Silence returned, a silence in which uncomfortable feelings swirled above us like swollen storm clouds. We needed to work together to defeat Val and her curse. It was better to put all feelings and unspoken truths aside, and just deal with that. Afterward...Afterward, we would go our separate ways. A longing for more than that surged up within me, but I forced it back. Everything between us was based on a lie, which meant there was nothing between us. I had to accept that.
After a forever that only lasted a few minutes, Lionel parked the car and turned off the engine. “Why are we going to a closed cemetery again? You never told me what you learned from Grimstar in the casino.”
I got out of the car and waited for him to follow. “Remember that photo we saw of Val and her daughter in front of a tomb?” I couldn’t explain that I recognized it myself. “I described it to Grimstar, and he told me it was owned by Mortissa. When I remembered what was written on the back of the photo and heard about Connie’s body being taken, I realized that Val must have brought her daughter to the tomb.”

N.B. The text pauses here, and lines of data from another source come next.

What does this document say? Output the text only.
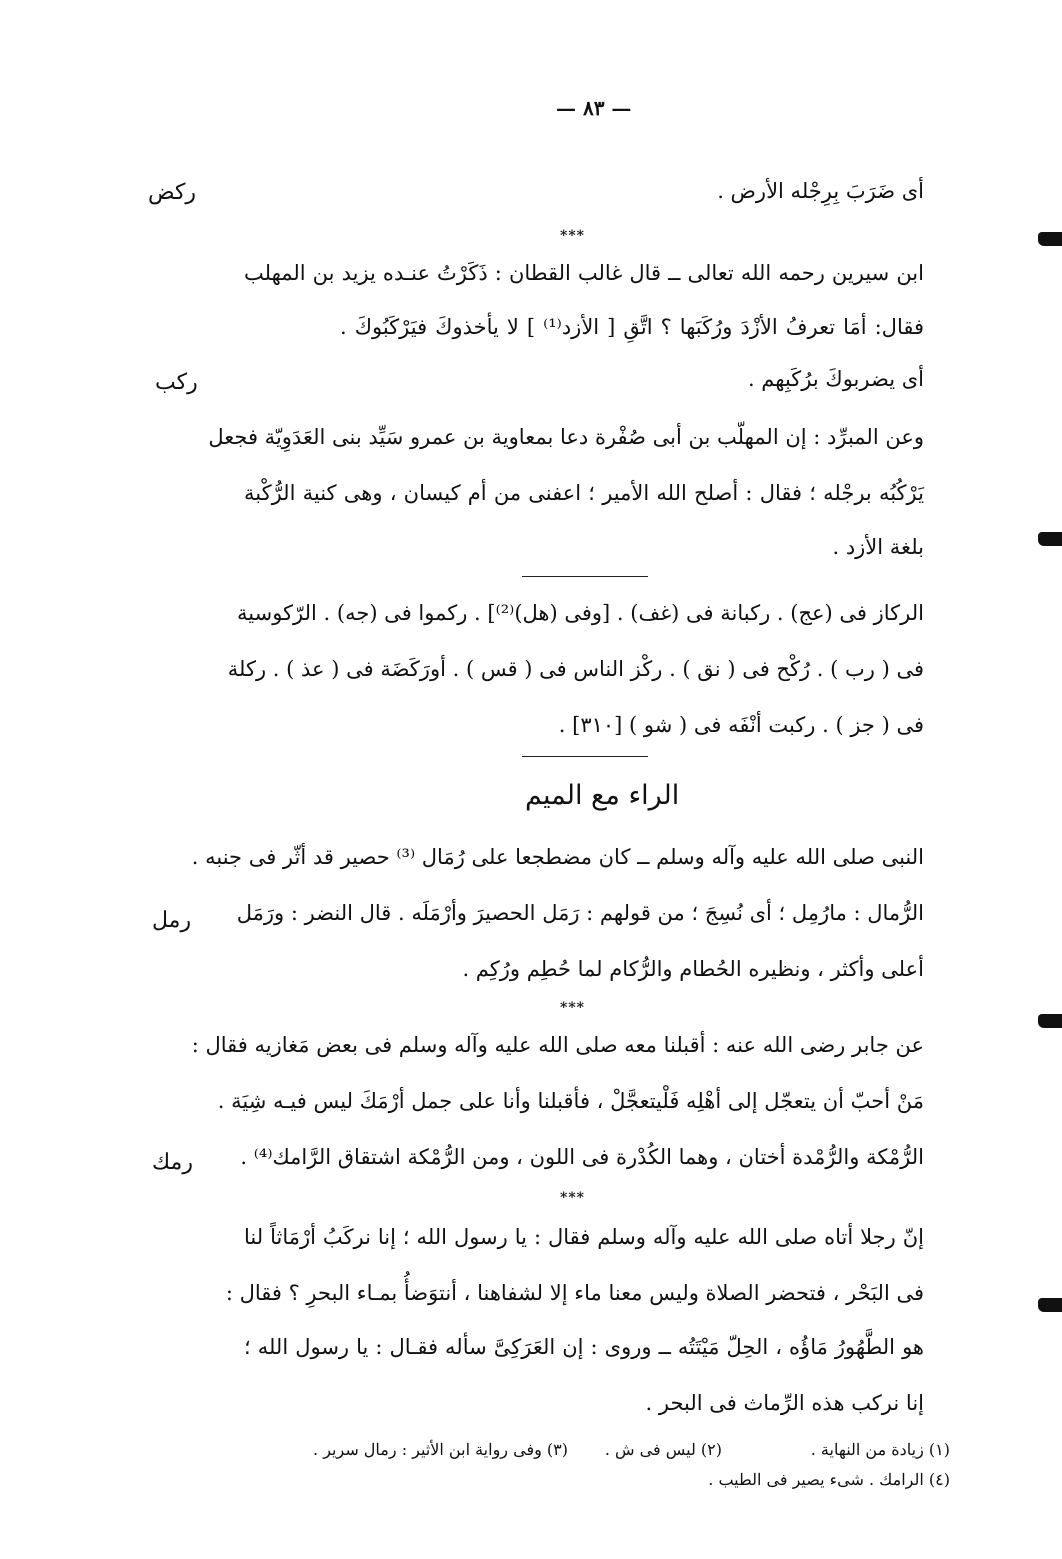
— ٨٣ —
ركض
ركب
رمل
رمك
أى ضَرَبَ بِرِجْله الأرض .
***
ابن سيرين رحمه الله تعالى ــ قال غالب القطان : ذَكَرْتُ عنـده يزيد بن المهلب
فقال: أمَا تعرفُ الأزْدَ ورُكَبَها ؟ اتَّقِ [ الأزد⁽¹⁾ ] لا يأخذوكَ فيَرْكَبُوكَ .
أى يضربوكَ برُكَبِهم .
وعن المبرِّد : إن المهلّب بن أبى صُفْرة دعا بمعاوية بن عمرو سَيِّد بنى العَدَوِيّة فجعل
يَرْكُبُه برجْله ؛ فقال : أصلح الله الأمير ؛ اعفنى من أم كيسان ، وهى كنية الرُّكْبة
بلغة الأزد .
الركاز فى (عج) . ركبانة فى (غف) . [وفى (هل)⁽²⁾] . ركموا فى (جه) . الرّكوسية
فى ( رب ) . رُكْح فى ( نق ) . ركْز الناس فى ( قس ) . أورَكَضَة فى ( عذ ) . ركلة
فى ( جز ) . ركبت أنْفَه فى ( شو ) [٣١٠] .
الراء مع الميم
النبى صلى الله عليه وآله وسلم ــ كان مضطجعا على رُمَال ⁽³⁾ حصير قد أثّر فى جنبه .
الرُّمال : مارُمِل ؛ أى نُسِجَ ؛ من قولهم : رَمَل الحصيرَ وأرْمَلَه . قال النضر : ورَمَل
أعلى وأكثر ، ونظيره الحُطام والرُّكام لما حُطِم ورُكِم .
***
عن جابر رضى الله عنه : أقبلنا معه صلى الله عليه وآله وسلم فى بعض مَغازيه فقال :
مَنْ أحبّ أن يتعجّل إلى أهْلِه فَلْيتعجَّلْ ، فأقبلنا وأنا على جمل أرْمَكَ ليس فيـه شِيَة .
الرُّمْكة والرُّمْدة أختان ، وهما الكُدْرة فى اللون ، ومن الرُّمْكة اشتقاق الرَّامك⁽⁴⁾ .
***
إنّ رجلا أتاه صلى الله عليه وآله وسلم فقال : يا رسول الله ؛ إنا نركَبُ أرْمَاثاً لنا
فى البَحْر ، فتحضر الصلاة وليس معنا ماء إلا لشفاهنا ، أنتوَضأُ بمـاء البحرِ ؟ فقال :
هو الطَّهُورُ مَاؤُه ، الحِلّ مَيْتَتُه ــ وروى : إن العَرَكِىَّ سأله فقـال : يا رسول الله ؛
إنا نركب هذه الرِّماث فى البحر .
(١) زيادة من النهاية .
(٢) ليس فى ش .
(٣) وفى رواية ابن الأثير : رمال سرير .
(٤) الرامك . شىء يصير فى الطيب .
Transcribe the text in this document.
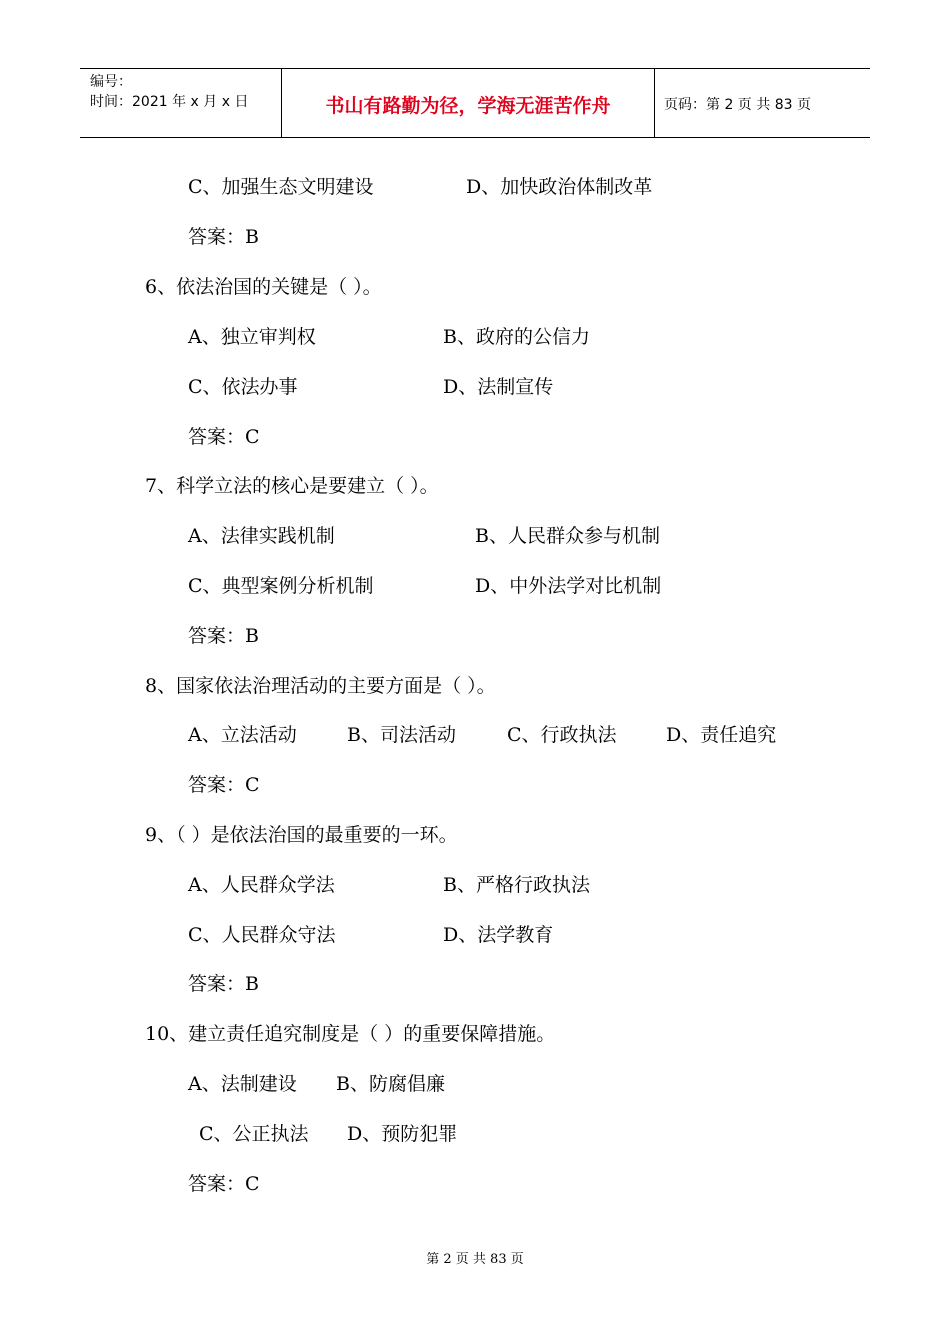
编号：
时间：2021 年 x 月 x 日	书山有路勤为径，学海无涯苦作舟	页码：第 2 页 共 83 页
C、加强生态文明建设	D、加快政治体制改革
答案：B
6、依法治国的关键是（ ）。
A、独立审判权	B、政府的公信力
C、依法办事	D、法制宣传
答案：C
7、科学立法的核心是要建立（ ）。
A、法律实践机制	B、人民群众参与机制
C、典型案例分析机制	D、中外法学对比机制
答案：B
8、国家依法治理活动的主要方面是（ ）。
A、立法活动	B、司法活动	C、行政执法	D、责任追究
答案：C
9、（ ）是依法治国的最重要的一环。
A、人民群众学法	B、严格行政执法
C、人民群众守法	D、法学教育
答案：B
10、建立责任追究制度是（ ）的重要保障措施。
A、法制建设 B、防腐倡廉
C、公正执法 D、预防犯罪
答案：C
第 2 页 共 83 页
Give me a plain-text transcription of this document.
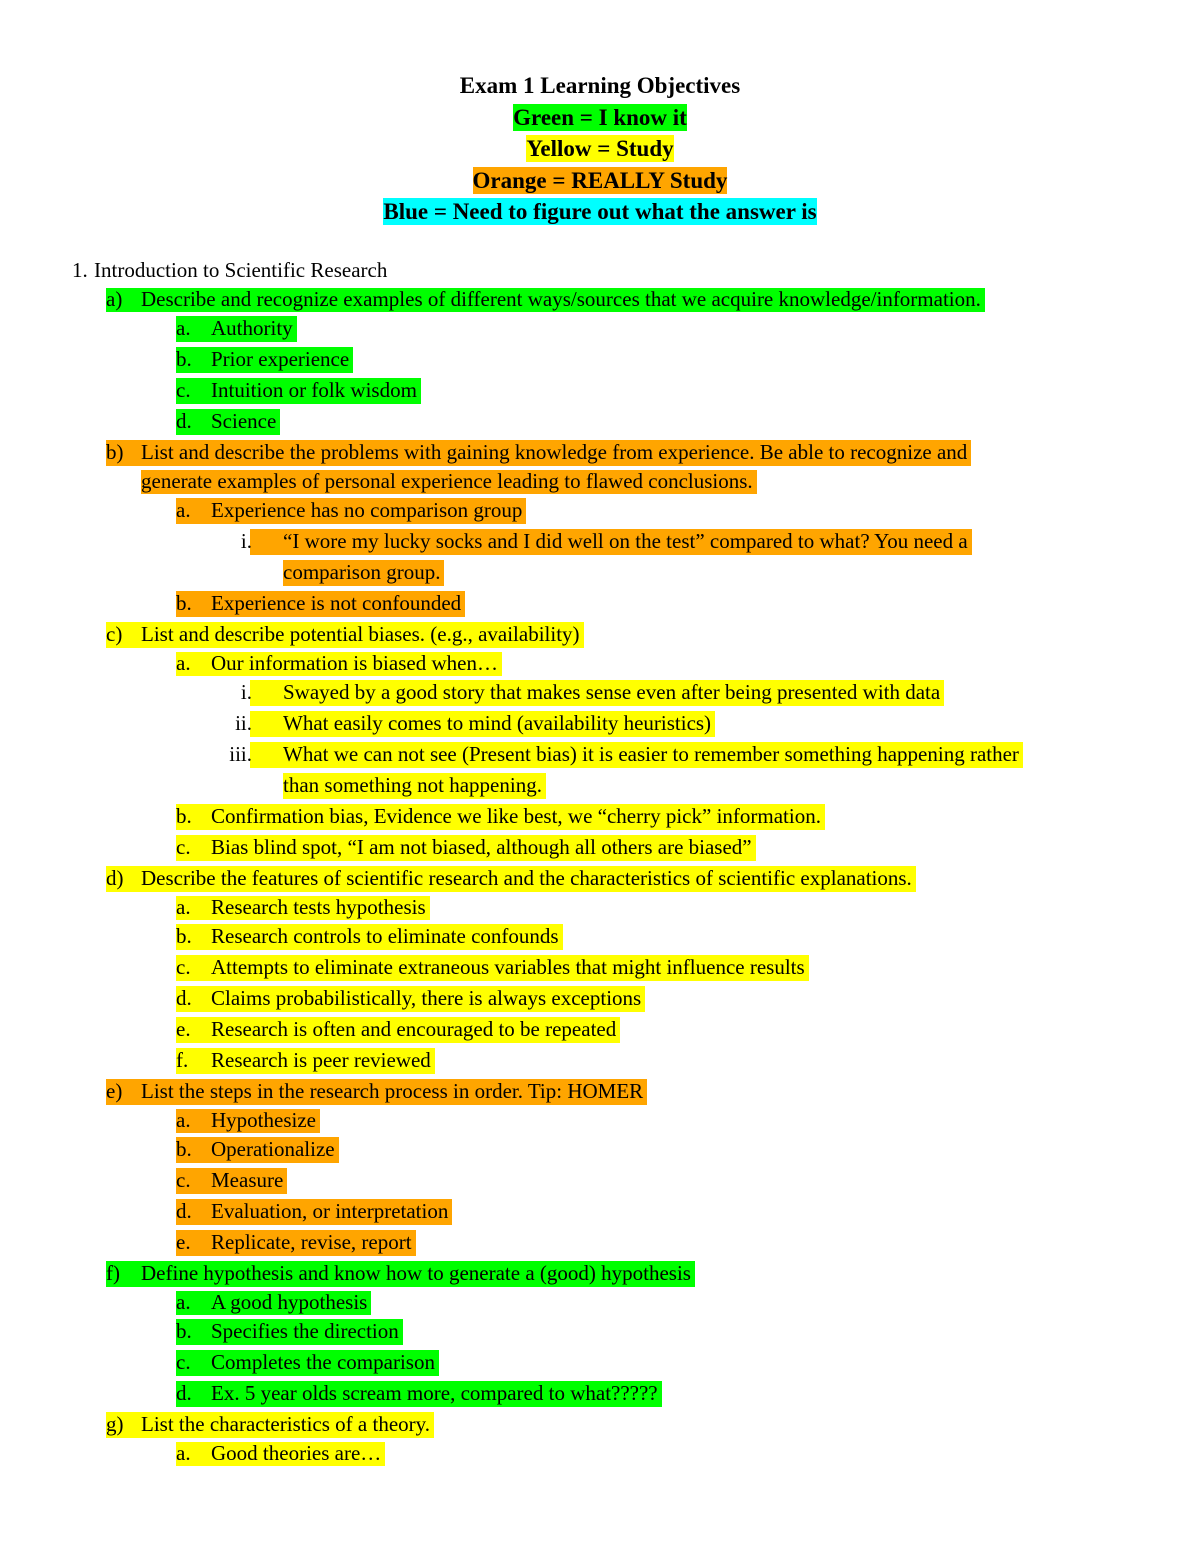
Exam 1 Learning Objectives
Green = I know it
Yellow = Study
Orange = REALLY Study
Blue = Need to figure out what the answer is
1. Introduction to Scientific Research
a) Describe and recognize examples of different ways/sources that we acquire knowledge/information.
a. Authority
b. Prior experience
c. Intuition or folk wisdom
d. Science
b) List and describe the problems with gaining knowledge from experience. Be able to recognize and
generate examples of personal experience leading to flawed conclusions.
a. Experience has no comparison group
i. “I wore my lucky socks and I did well on the test” compared to what? You need a
comparison group.
b. Experience is not confounded
c) List and describe potential biases. (e.g., availability)
a. Our information is biased when…
i. Swayed by a good story that makes sense even after being presented with data
ii. What easily comes to mind (availability heuristics)
iii. What we can not see (Present bias) it is easier to remember something happening rather
than something not happening.
b. Confirmation bias, Evidence we like best, we “cherry pick” information.
c. Bias blind spot, “I am not biased, although all others are biased”
d) Describe the features of scientific research and the characteristics of scientific explanations.
a. Research tests hypothesis
b. Research controls to eliminate confounds
c. Attempts to eliminate extraneous variables that might influence results
d. Claims probabilistically, there is always exceptions
e. Research is often and encouraged to be repeated
f. Research is peer reviewed
e) List the steps in the research process in order. Tip: HOMER
a. Hypothesize
b. Operationalize
c. Measure
d. Evaluation, or interpretation
e. Replicate, revise, report
f) Define hypothesis and know how to generate a (good) hypothesis
a. A good hypothesis
b. Specifies the direction
c. Completes the comparison
d. Ex. 5 year olds scream more, compared to what?????
g) List the characteristics of a theory.
a. Good theories are…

We passed under an archway smothered by leafy vines. Beyond, silhouettes of tombstones, mausoleums, and tall obelisks stood sentinel, though those too were beginning to be overrun by vegetation. The brightening sky told me that less than an hour remained in the night. I quickened my step.
“What else did you learn from the necromancer?” Lionel asked.
Thin trees creaked in the wind. “That killing Val might be our only way to stop the curse,” I said.
“Killing her?” Lionel came to a stop.
“Keep moving.” I grabbed his arm and pulled him forward.
“I’ve never killed anyone before. Certainly not an old woman.”
“Don’t think of her as an old woman. Think of her as an evil person who is communing with demons, inflicting horrible curses on the world, and crushing people with old buildings.”
“Still.”
“We might not have to kill her. It’s possible we can persuade her to undo it. If not, I’ll deal with her.”
“Of course you will,” a voice said. I spun around to see a shadow rise from the overgrown grass. “You are a killer, after all.”